Gloria Esposito, head of projects at LowCVP, said key drivers for boosting uptake of low-emission vehicles remain to reduce CO2 and NOx/PM emissions from road transport; lessen the reliance on fossil fuels; and to increase economic development through manufacturing and employment opportunities in the automotive sector.
However, several barriers currently exist to preclude widescale uptake of ULEVs in the van sector, such as a lack of available vehicles, particularly those with a higher payload; lack of information about financial benefits and suitability of alternative fuels; and a lack of information sharing between fleet operators.
To date, only 0.2% of new van sales are electric, with the Renault Kangoo the highest seller last year out of nine available van models and one range-extended electric vehicle, said Esposito.
Electric vans are perceived to have higher capital costs, with uncertainty in the total cost of ownership, including battery life and replacement charge. Also a payload penalty, range limitation, resale value and uncertainty in performance remain concerns for fleet operators.
Natural gas/biomethane vans suffer from a lack of refuelling stations and uncertainty in performance and reliability.
Help at hand
To overcome some of these barriers, Cenex’s new low-emission van cost and carbon guide provides much of the information local authorities need to know about the suitability of different types of van for their individual operations, including comparisons of whole-life costs and benefits.
Cenex said the online tool was essential as the van sector was the fastest growing sector of UK road transport, contributing 14% of the industry’s total CO2 emissions from a 95% diesel vehicle fleet.
David Beeton, director at sustainable city think-tank Urban Foresight, looked at some of the ways local authorities could promote a shift in vehicle use at the conference.

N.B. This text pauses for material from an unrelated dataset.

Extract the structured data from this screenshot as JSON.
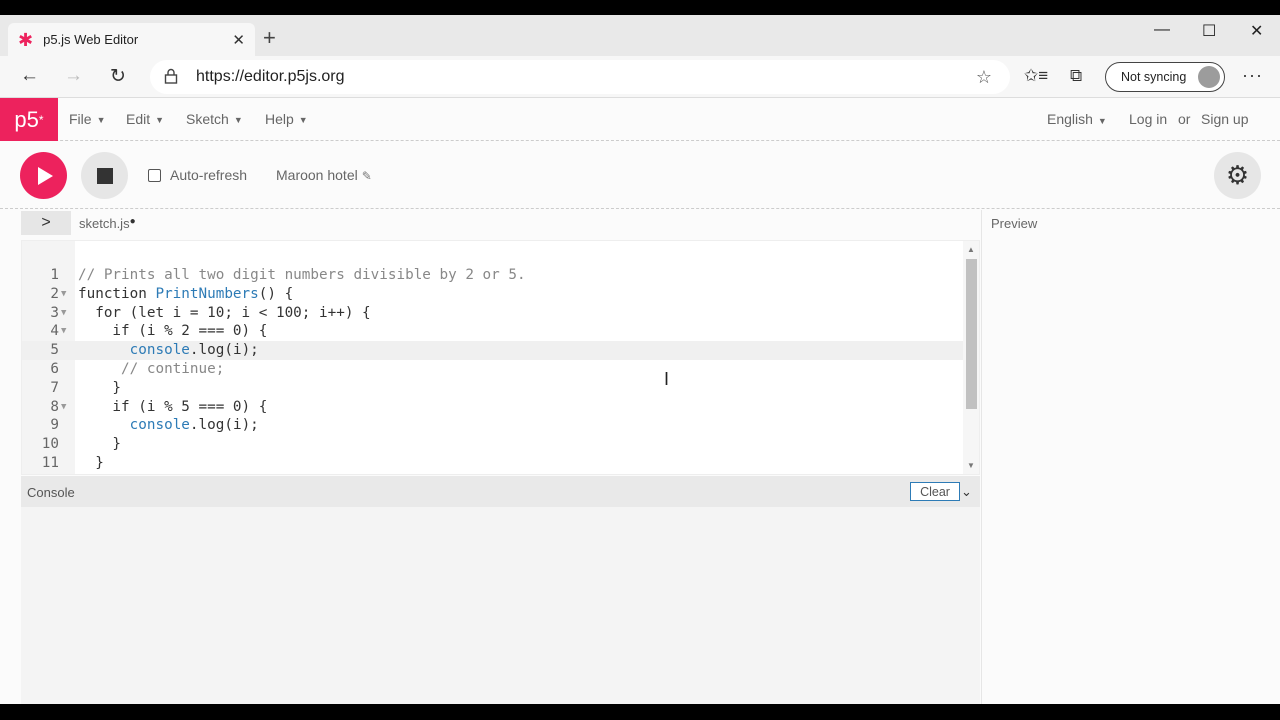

These included both financial and non-financial incentives (such as dedicated parking bays), as well as ensuring planning departments come on-board and begin to build-in provision for alternative-fuel infrastructure into new developments or parking plans. For example, delegates learned that in Westminster, 100% of planning permits for new parking spaces specify they must all be EV ready.
Incentives do not have to be focused on rewarding desired behaviour, there could be penalties imposed for those not adopting low-emission vehicles instead.
Leading by example
Procurement was another key driver that local authorities can use to lead by example with uptake of greener fleets.
In Dundee, the council runs the UK’s largest local authority fleet of ULEVS, with 62 units representing more than 25% of its light duty vehicles, while Stockholm city is leading a joint procurement scheme with 335 partners buying 1,250 low-emission vehicles per year.
Promoting recharging infrastructure is also essential for local authorities, added Beeton. For example, in Scotland and the West of England, electricity for charging vehicles is free of charge, while Camden allows public access for a variety of alterative fuel charging points used for its own fleet.
Beeton said collaboration between all departments in a local authority, as well as sharing best practice with other cities would really help stimulate EV take-up.
The creation of a ‘champion’ within each local authority was also a useful tool, he added.